I believe more then anything that I received my miracle from God’s grace and the finished work of the cross. I didn’t do anything to bring it on but I was determined to receive. If Jesus suffered so horrible for not only my sins, but his body was broken for my healing and he was nailed to a tree to redeem me from the curse then I was determined to have what he went through such a horrible ordeal to give me. The Word says that we have the righteousness of Christ therefore Jesus qualified me for all of the blessings including fruitfulness.
It took me many hours (in the hundreds) over the past few months to renew my mind and build my faith in order to believe. My husband faith was so much simpler. I had a few moments of doubt but each time my husband said Amy you need to resist Satan, he would have me repeat after him some truths from the Word.
I received Nerida’s message on God’s Timing and that spoke so much to me. Initially like I said I believed God would give me a child but a feared that a horrible trial would have to take place first. I was set free by the message that I am not waiting for God, he already did everything. He already answered. It brought me to tears many times thinking about how I didn’t need to wait. I started saying right away to anyone that knew of our situation that I didn’t have to wait. Jesus already went to the cross so we could have our healing right away and our children. I kept Nerida’s advice and only told people with a strong belief in God’s Word. Every person upon hearing the bad news immediately said that that was not true and that we would have babies. I know that there was many praying in the spirit for us and believed even when I was struggling.

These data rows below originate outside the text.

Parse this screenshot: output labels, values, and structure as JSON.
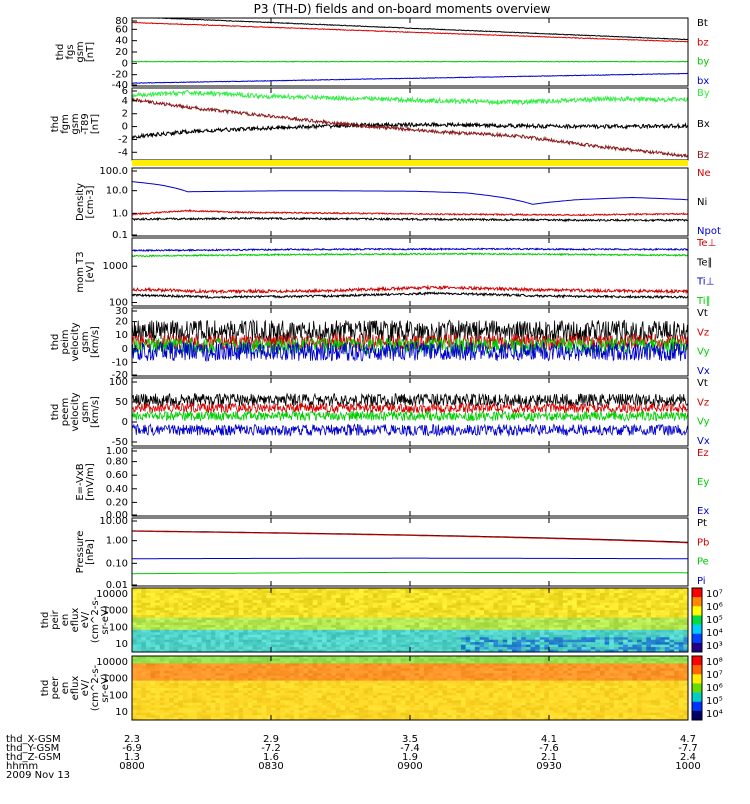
{
  "title": "P3 (TH-D) fields and on-board moments overview",
  "colors": {
    "black": "#000000",
    "red": "#d40000",
    "green": "#00cc00",
    "blue": "#0000cc",
    "lightgreen": "#33ee44",
    "darkred": "#8b1a1a",
    "yellow": "#ffee00"
  },
  "chart_data": [
    {
      "id": "fgs",
      "type": "line",
      "ylabel": [
        "thd",
        "fgs",
        "gsm",
        "[nT]"
      ],
      "yticks": [
        "80",
        "60",
        "40",
        "20",
        "0",
        "-20",
        "-40"
      ],
      "ylim": [
        -40,
        80
      ],
      "series": [
        {
          "name": "Bt",
          "color": "#000000",
          "x": [
            0,
            1
          ],
          "y": [
            82,
            42
          ],
          "noise": 0.6
        },
        {
          "name": "bz",
          "color": "#d40000",
          "x": [
            0,
            1
          ],
          "y": [
            72,
            38
          ],
          "noise": 0.6
        },
        {
          "name": "by",
          "color": "#00cc00",
          "x": [
            0,
            1
          ],
          "y": [
            3,
            3
          ],
          "noise": 0.5
        },
        {
          "name": "bx",
          "color": "#0000cc",
          "x": [
            0,
            1
          ],
          "y": [
            -35,
            -18
          ],
          "noise": 0.5
        }
      ]
    },
    {
      "id": "fgm-dt",
      "type": "line",
      "ylabel": [
        "thd",
        "fgm",
        "gsm",
        "-T89",
        "[nT]"
      ],
      "yticks": [
        "6",
        "4",
        "2",
        "0",
        "-2",
        "-4"
      ],
      "ylim": [
        -5.2,
        6
      ],
      "series": [
        {
          "name": "By",
          "color": "#33ee44",
          "x": [
            0,
            0.1,
            0.25,
            0.4,
            0.55,
            0.7,
            0.85,
            1
          ],
          "y": [
            4.8,
            5.3,
            4.7,
            4.4,
            4.0,
            3.8,
            4.3,
            4.2
          ],
          "noise": 0.35
        },
        {
          "name": "Bx",
          "color": "#000000",
          "x": [
            0,
            0.1,
            0.25,
            0.4,
            0.55,
            0.7,
            0.85,
            1
          ],
          "y": [
            -1.6,
            -0.8,
            -0.2,
            0.2,
            0.3,
            0.1,
            0.0,
            0.1
          ],
          "noise": 0.3
        },
        {
          "name": "Bz",
          "color": "#8b1a1a",
          "x": [
            0,
            0.1,
            0.25,
            0.4,
            0.55,
            0.7,
            0.85,
            1
          ],
          "y": [
            4.2,
            3.0,
            1.6,
            0.2,
            -0.8,
            -1.5,
            -3.2,
            -4.6
          ],
          "noise": 0.25
        }
      ]
    },
    {
      "id": "density",
      "type": "line",
      "log": true,
      "ylabel": [
        "Density",
        "[cm-3]"
      ],
      "yticks": [
        "100.0",
        "10.0",
        "1.0",
        "0.1"
      ],
      "ylim": [
        0.1,
        100
      ],
      "series": [
        {
          "name": "Ne",
          "color": "#d40000",
          "x": [
            0,
            0.1,
            0.2,
            0.4,
            0.6,
            0.8,
            1
          ],
          "y": [
            0.9,
            1.3,
            1.1,
            1.0,
            0.9,
            0.85,
            0.95
          ],
          "noise": 0.03
        },
        {
          "name": "Ni",
          "color": "#000000",
          "x": [
            0,
            0.2,
            0.5,
            0.8,
            1
          ],
          "y": [
            0.55,
            0.6,
            0.55,
            0.5,
            0.5
          ],
          "noise": 0.04
        },
        {
          "name": "Npot",
          "color": "#0000cc",
          "x": [
            0,
            0.05,
            0.1,
            0.3,
            0.5,
            0.6,
            0.72,
            0.8,
            0.9,
            1
          ],
          "y": [
            25,
            18,
            9,
            10,
            9.5,
            8,
            2.5,
            4,
            5,
            4
          ],
          "noise": 0.0
        }
      ]
    },
    {
      "id": "mom-temp",
      "type": "line",
      "log": true,
      "ylabel": [
        "mom T3",
        "[eV]"
      ],
      "yticks": [
        "1000",
        "100"
      ],
      "ylim": [
        80,
        6000
      ],
      "series": [
        {
          "name": "Te⊥",
          "color": "#d40000",
          "x": [
            0,
            0.15,
            0.35,
            0.55,
            0.75,
            1
          ],
          "y": [
            230,
            200,
            210,
            260,
            220,
            200
          ],
          "noise": 0.04
        },
        {
          "name": "Te∥",
          "color": "#000000",
          "x": [
            0,
            0.15,
            0.35,
            0.55,
            0.75,
            1
          ],
          "y": [
            160,
            140,
            150,
            180,
            150,
            140
          ],
          "noise": 0.03
        },
        {
          "name": "Ti⊥",
          "color": "#0000cc",
          "x": [
            0,
            0.3,
            0.6,
            1
          ],
          "y": [
            2700,
            2900,
            3000,
            2900
          ],
          "noise": 0.02
        },
        {
          "name": "Ti∥",
          "color": "#00cc00",
          "x": [
            0,
            0.3,
            0.6,
            1
          ],
          "y": [
            1900,
            2100,
            2200,
            2000
          ],
          "noise": 0.02
        }
      ]
    },
    {
      "id": "peim-vel",
      "type": "line",
      "ylabel": [
        "thd",
        "peim",
        "velocity",
        "gsm",
        "[km/s]"
      ],
      "yticks": [
        "30",
        "20",
        "10",
        "0",
        "-10",
        "-20"
      ],
      "ylim": [
        -20,
        30
      ],
      "series": [
        {
          "name": "Vt",
          "color": "#000000",
          "x": [
            0,
            1
          ],
          "y": [
            13,
            13
          ],
          "noise": 8
        },
        {
          "name": "Vz",
          "color": "#d40000",
          "x": [
            0,
            1
          ],
          "y": [
            5,
            5
          ],
          "noise": 6
        },
        {
          "name": "Vy",
          "color": "#00cc00",
          "x": [
            0,
            1
          ],
          "y": [
            2,
            2
          ],
          "noise": 6
        },
        {
          "name": "Vx",
          "color": "#0000cc",
          "x": [
            0,
            1
          ],
          "y": [
            -2,
            -2
          ],
          "noise": 7
        }
      ]
    },
    {
      "id": "peem-vel",
      "type": "line",
      "ylabel": [
        "thd",
        "peem",
        "velocity",
        "gsm",
        "[km/s]"
      ],
      "yticks": [
        "100",
        "50",
        "0",
        "-50"
      ],
      "ylim": [
        -60,
        110
      ],
      "series": [
        {
          "name": "Vt",
          "color": "#000000",
          "x": [
            0,
            1
          ],
          "y": [
            55,
            55
          ],
          "noise": 16
        },
        {
          "name": "Vz",
          "color": "#d40000",
          "x": [
            0,
            1
          ],
          "y": [
            35,
            35
          ],
          "noise": 12
        },
        {
          "name": "Vy",
          "color": "#00cc00",
          "x": [
            0,
            1
          ],
          "y": [
            15,
            15
          ],
          "noise": 12
        },
        {
          "name": "Vx",
          "color": "#0000cc",
          "x": [
            0,
            1
          ],
          "y": [
            -20,
            -20
          ],
          "noise": 14
        }
      ]
    },
    {
      "id": "exb",
      "type": "line",
      "ylabel": [
        "E=-VxB",
        "[mV/m]"
      ],
      "yticks": [
        "1.00",
        "0.80",
        "0.60",
        "0.40",
        "0.20",
        "0.00"
      ],
      "ylim": [
        0,
        1
      ],
      "series": [
        {
          "name": "Ez",
          "color": "#d40000",
          "x": [],
          "y": []
        },
        {
          "name": "Ey",
          "color": "#00cc00",
          "x": [],
          "y": []
        },
        {
          "name": "Ex",
          "color": "#0000cc",
          "x": [],
          "y": []
        }
      ]
    },
    {
      "id": "pressure",
      "type": "line",
      "log": true,
      "ylabel": [
        "Pressure",
        "[nPa]"
      ],
      "yticks": [
        "10.00",
        "1.00",
        "0.10",
        "0.01"
      ],
      "ylim": [
        0.01,
        10
      ],
      "series": [
        {
          "name": "Pt",
          "color": "#000000",
          "x": [
            0,
            1
          ],
          "y": [
            2.7,
            0.85
          ],
          "noise": 0.0
        },
        {
          "name": "Pb",
          "color": "#d40000",
          "x": [
            0,
            1
          ],
          "y": [
            2.6,
            0.8
          ],
          "noise": 0.0
        },
        {
          "name": "Pe",
          "color": "#00cc00",
          "x": [
            0,
            0.5,
            1
          ],
          "y": [
            0.035,
            0.04,
            0.038
          ],
          "noise": 0.0
        },
        {
          "name": "Pi",
          "color": "#0000cc",
          "x": [
            0,
            0.5,
            1
          ],
          "y": [
            0.16,
            0.17,
            0.16
          ],
          "noise": 0.0
        }
      ]
    },
    {
      "id": "peir",
      "type": "heatmap",
      "ylabel": [
        "thd",
        "peir",
        "en",
        "eflux",
        "eV/",
        "(cm^2-s-",
        "sr-eV)"
      ],
      "yticks": [
        "10000",
        "1000",
        "100",
        "10"
      ],
      "colorbar_ticks": [
        "10⁷",
        "10⁶",
        "10⁵",
        "10⁴",
        "10³"
      ]
    },
    {
      "id": "peer",
      "type": "heatmap",
      "ylabel": [
        "thd",
        "peer",
        "en",
        "eflux",
        "eV/",
        "(cm^2-s-",
        "sr-eV)"
      ],
      "yticks": [
        "10000",
        "1000",
        "100",
        "10"
      ],
      "colorbar_ticks": [
        "10⁸",
        "10⁷",
        "10⁶",
        "10⁵",
        "10⁴"
      ]
    }
  ],
  "ephemeris": {
    "rows": [
      {
        "label": "thd_X-GSM",
        "values": [
          "2.3",
          "2.9",
          "3.5",
          "4.1",
          "4.7"
        ]
      },
      {
        "label": "thd_Y-GSM",
        "values": [
          "-6.9",
          "-7.2",
          "-7.4",
          "-7.6",
          "-7.7"
        ]
      },
      {
        "label": "thd_Z-GSM",
        "values": [
          "1.3",
          "1.6",
          "1.9",
          "2.1",
          "2.4"
        ]
      },
      {
        "label": "hhmm",
        "values": [
          "0800",
          "0830",
          "0900",
          "0930",
          "1000"
        ]
      }
    ],
    "date": "2009 Nov 13"
  }
}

3 weeks ago when worshipping and praying I really felt in my spirit like it was being confirmed that “it is done for you according to the word, and that this was it”. My best friend who often time has had accurate dreams, 2 days before I tested called to tell me that she was sure I was pregnant that she had a very clear dream. After we told my husband’s parents the news, they were so excited, my mother and law told me that one of the women she had asked to be praying told her the week we conceived that it was done and she would be having a grandchild
I am so incredibly blessed and thankful to God for guiding me over the past few months. He led me to this ministry. Please be encouraged God is no respecter of persons and I know that what he did for me, he already did for you as well.